Tiny particles such as electrons, however, can still make it across even if they don't have enough energy to climb the hill. Quantum physics describes such particles as extended waves of probability—and it turns out that there is a probability that one of them will "tunnel" through the hill and suddenly materialize in the other depression, even though the electron can't occupy the high ground between the two low spots.
It sounds unlikely, but scientists and engineers have amply demonstrated quantum tunneling in semiconductors in which electrons tunnel through nonconducting layers of material. (In fact, some types of magnetic hard drives rely on tunneling for reading out data.) And the Nobel Prize-winning scanning tunneling microscope relies on electrons tunneling through a forbidden no man's land between a tiny fingerlike probe and a conducting surface. Still, no one has ever seen a macroscopic object tunnel through an obstacle.

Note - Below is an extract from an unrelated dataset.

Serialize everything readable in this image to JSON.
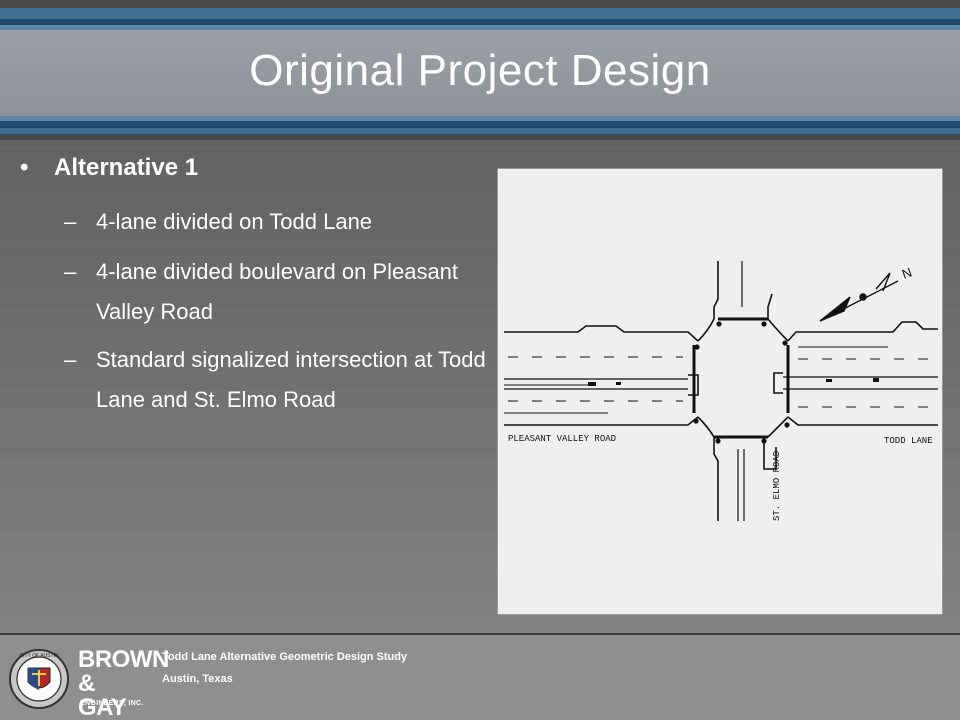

But Mika Sillanpää and colleagues at Aalto University in Finland say it might be possible to do just that using a tiny widget that resembles a trampoline as they reported 8 November in Physical Review B. Researchers would fashion the micrometer-wide trampoline out of graphene, a superstrong, superflexible sheet of carbon only one atom thick. They would suspend the membrane—small but much larger than the atoms and molecules that are the usual domain of quantum physics—over a metal plate. When experimenters applied an electrical voltage, the membrane would have two stable positions: one in which it bows slightly in the middle and one in which it bends enough to contact the plate below. In the Finnish team's design, the electrical and mechanical forces on the membrane create an energy barrier between these two positions. If researchers could lower the membrane's energy by cooling it to a temperature of less than a thousandth of a degree above absolute zero, then the only way it could get between the two positions is quantum tunneling. The experimenters could then observe the membrane's change of configuration by looking for a change in the system's capacitance, a measure of how well it can store electrical charge. Sillanpää says achieving the low temperatures required may take several years, but the team is moving forward with an experiment.
Quantum tunneling in a mechanical system is "the kind of holy grail that people are looking for now," says physicist Walter Lawrence of Dartmouth College, but the experiment is likely to be difficult. Gil-Ho Lee, a physicist at Pohang University of Science and Technology in South Korea, says the proposed experiment would be an important first step toward demonstrating quantum tunneling. But he cautions that it might not be conclusive because the membrane might perform similar flip-flops when it absorbs a little extra energy in the form of heat. "A more sophisticated test must be done," Lee says. He says that searches for quantum tunneling in electrical systems known as Josephson junctions faced similar issues in the 1980s before experiments eventually confirmed tunneling.
So why can't you use quantum tunneling to walk through a wall? Quantum mechanical calculations show that for something as big as a person, the probability is so small that you could wait until the end of the universe and most likely still not find yourself on the other side.